Wenn das Fehlverhalten dann auch noch durch Gerichte mit Schadensersatzzahlungen in Millionenhöhe belohnt wird, dann wird es wohl eines Tages kein pharmazeutisches Unternehmen mehr geben, das sich auf ein so langwieriges und riskantes Unternehmen wie die Entwicklung einer Arzneimittelinnovation einlassen will. Unproblematischer und profitabler ist es nämlich, statt Arzneimittel Kosmetika herzustellen.
Das Arzneimittel, um es ganz klar zu sagen, ist eben nicht irgendein Konsumgegenstand, es ist ein Gut öffentlichen Interesses. Dass es vor irrationalen Aktionen geschützt werden muss, liegt nicht nur im Interesse seiner Hersteller, sondern auch in dem seiner Verbraucher, die von ihm einen gesundheitsbewahrenden Nutzen haben.
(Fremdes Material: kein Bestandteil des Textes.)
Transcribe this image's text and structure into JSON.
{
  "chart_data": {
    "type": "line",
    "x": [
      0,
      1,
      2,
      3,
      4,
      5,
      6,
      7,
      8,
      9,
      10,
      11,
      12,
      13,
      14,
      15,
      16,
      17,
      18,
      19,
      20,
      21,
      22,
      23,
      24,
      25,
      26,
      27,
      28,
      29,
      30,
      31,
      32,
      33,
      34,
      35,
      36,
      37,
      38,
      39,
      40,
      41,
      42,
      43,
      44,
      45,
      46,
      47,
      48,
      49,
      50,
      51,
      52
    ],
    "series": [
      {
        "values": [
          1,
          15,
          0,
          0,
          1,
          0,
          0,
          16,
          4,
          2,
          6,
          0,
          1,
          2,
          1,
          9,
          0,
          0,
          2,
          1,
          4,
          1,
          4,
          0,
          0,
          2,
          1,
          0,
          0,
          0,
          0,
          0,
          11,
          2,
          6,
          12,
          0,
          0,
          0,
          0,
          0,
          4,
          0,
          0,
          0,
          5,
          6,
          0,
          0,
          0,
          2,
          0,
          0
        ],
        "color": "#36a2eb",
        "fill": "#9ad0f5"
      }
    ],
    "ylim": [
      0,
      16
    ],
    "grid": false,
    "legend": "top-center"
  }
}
Den Vorschlag, für den richtigen Umgang mit Arzneimitteln so wie bei Autos einen "Führerschein" einzuführen, werden die meisten wohl eher amüsiert zur Kenntnis nehmen. Nicht gleichgültig lassen sollte uns aber die Erfahrung, dass durch den fehlerhaften und teilweise verantwortungslosen Umgang mit Arzneimitteln und die daraus resultierenden Folgen ein ideeller und materieller Schaden unerhörten Ausmaßes angerichtet wird. Der Mensch erwartet größtmögliche Sicherheit bei der Anwendung von Arzneimitteln. Das Arzneimittel verdient höchstmögliche Sorgfalt im Umgang mit ihm.